Saturday was blustering cold, but I was determined to make it out to the barn so Moon could get his hooves trimmed. Despite the heavy snowfall the night before, and the -30 celsius temperatures, I was there 30 minutes before my appointment was scheduled. Which was perfect to give me time to bring Moon over to the hitching post, groom him down (he was covered in half-frozen snow and less then impressed as I tried to scrape the frozen chunks from his back with a shedding blade or my fingers...I wonder if he's got a bit of a sore back?), and pick out his snowy feet.
The half hour flew by quickly, and no farrier...In hindsight, despite the google map and google directions, apparently the street sign on the highway is only for the North side, and thus, not the road the farrier was looking for. Whoops. Still, the google map should have pointed her right to the property, but I guess she didn't bother to print it out since the directions seemed pretty straight forward...
Anyway, she showed up eventually, surprisingly, driving a car. That's something you don't see everyday.
And she was great.
The perfect mix of old tried and true techniques, with just enough scientifically proven technology to have me onboard. I know that the biggest debate in the horse world right now is barefoot vs. traditional farrier work. I personally (and I'm sure that will be another long post), don't favor barefoot trims. Farrier on the other hand, did a really nice classic trim, but used a special hoof rest when working; which seemed a lot nicer then trying to hold up a horse's hoof the whole time you work on him. It also seemed to make things a lot steadier, which I thought was great.

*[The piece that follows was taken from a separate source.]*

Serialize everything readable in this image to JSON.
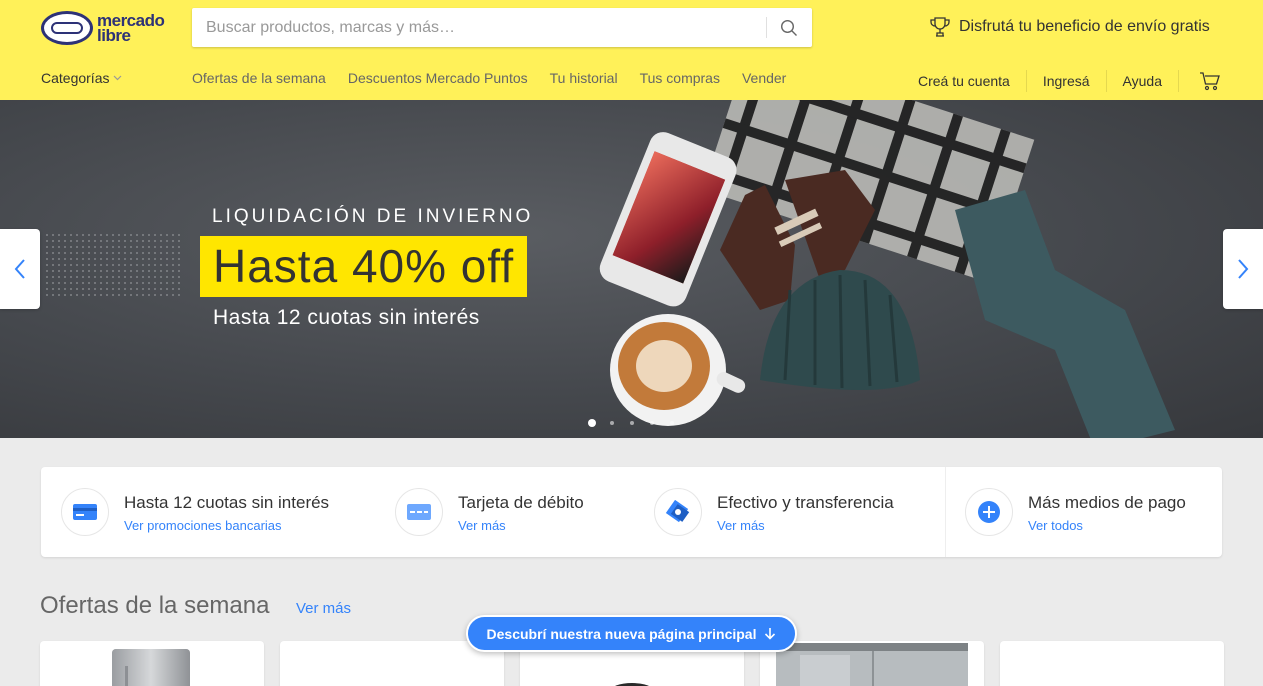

It probably didn't help, that the first thing she did was compliment my dog, which for me, is big brownie points!
I asked her about his overgrown hooves, and she said she'd seen a lot worse. Moreover, the fact that they haven't split or chipped was awesome, and vouched for how strong they were. I had always been under the impression that white hooves are weaker then black hooves, and Moon'er has four 80-100% white hooves. Farrier actually informed me that while a lot of white hooves are weaker, every once in a while they're not. And his were one of the nots. : ) Which was just awesome.
She agreed that this is likely the reason why he's not as 'ouchy' on gravel (I have some friends whose horses hate walking on roads with a passion), while Moon only seems bugged when walking on really big stones. Fair enough. To make Farrier gain even more points, she informed me she's the only one in the province using this new epoxy that you fill in the sole of the hoof with, that acts as a natural guard against road stones, making it even better then shoeing for road riding. This was exactly what I want for Moon; something that spares me the headache of worrying about shoes for a horse that's on pasture 24-7-365, where he could throw one and continue running around with it off or half off for days. Or another horse could step on the shoe with nails in it, and get injured before anyone is out to pick it up. Or he could loose it on the days I want to ride, and then I'd be stuck waiting around for the farrier.
The other surprising thing, was that every other client of hers, cancelled because of the cold...and they all had barns to work in! I suppose sometimes when you have the luxuries, you get a little spoiled. Plus, I'm sure their horses didn't need the trim nearly as much as Moon did.
She assured me that the dish shape of his feet was more typical of the QH breed (I dealt with too many TB's and Arab's in the past), and the the little bit of flaring would go away with regular trimming. So I set him up to be on her regular rotation, since she did a great job. Even with his frozen hooves, she trimmed a bunch off the toes, and sanded them down so what chips did exist (this is natural hoof trimming for horses, as the longer bits break off on their own) would slowly work their way out.
I was thrilled with his newly pedicured feet, as they looked all spiffy and nice. She promised to give me some exercises to do with him this summer, since he's stiff on the hind end and doesn't like pulling his back legs up to his chest. Again, she assured me that this is fairly typically of the QH breed, especially those that are ex-reiners or barrel racers (which I don't think he is). Hopefully with continued work, both on and off the ground, we can get him all loosened up and feeling great.
The best part, was when she praised him on his manners. Despite the other horses harassing us (the one half-blind horse in the paddock just continually tried to goad him into kicking her!), he was an absolute gentleman. He stood nice for her, and she commented on how compared to a lot of horses she deals with, he's a farrier's dream. No bruises, no injuries and no time at all to finish. Man, I love my MoonSox.
And that was that. I wasn't sure if one should tip their farrier, but considering it was frigid out, I was her only client of the day and she had to work outdoors instead of in a barn (plus I really like her), I gave her a little tip just under 20%...hoping that she'll gladly continue to come back in the freezing cold (and this summer, in the scorching heat) to trim him up to perfect.
Sadly, by the time she left (took about an hour, what with how frozen solid his feet were), I had been outside for 2 hours, and was a popsicle! I couldn't feel my toes, my fingers were numb, and my face could no longer move. I gave Moon a final carrot for his good behavior, and then let him free in the paddock.
...and then bolted to my car to crank the heat up on high!!! BRRRR!!!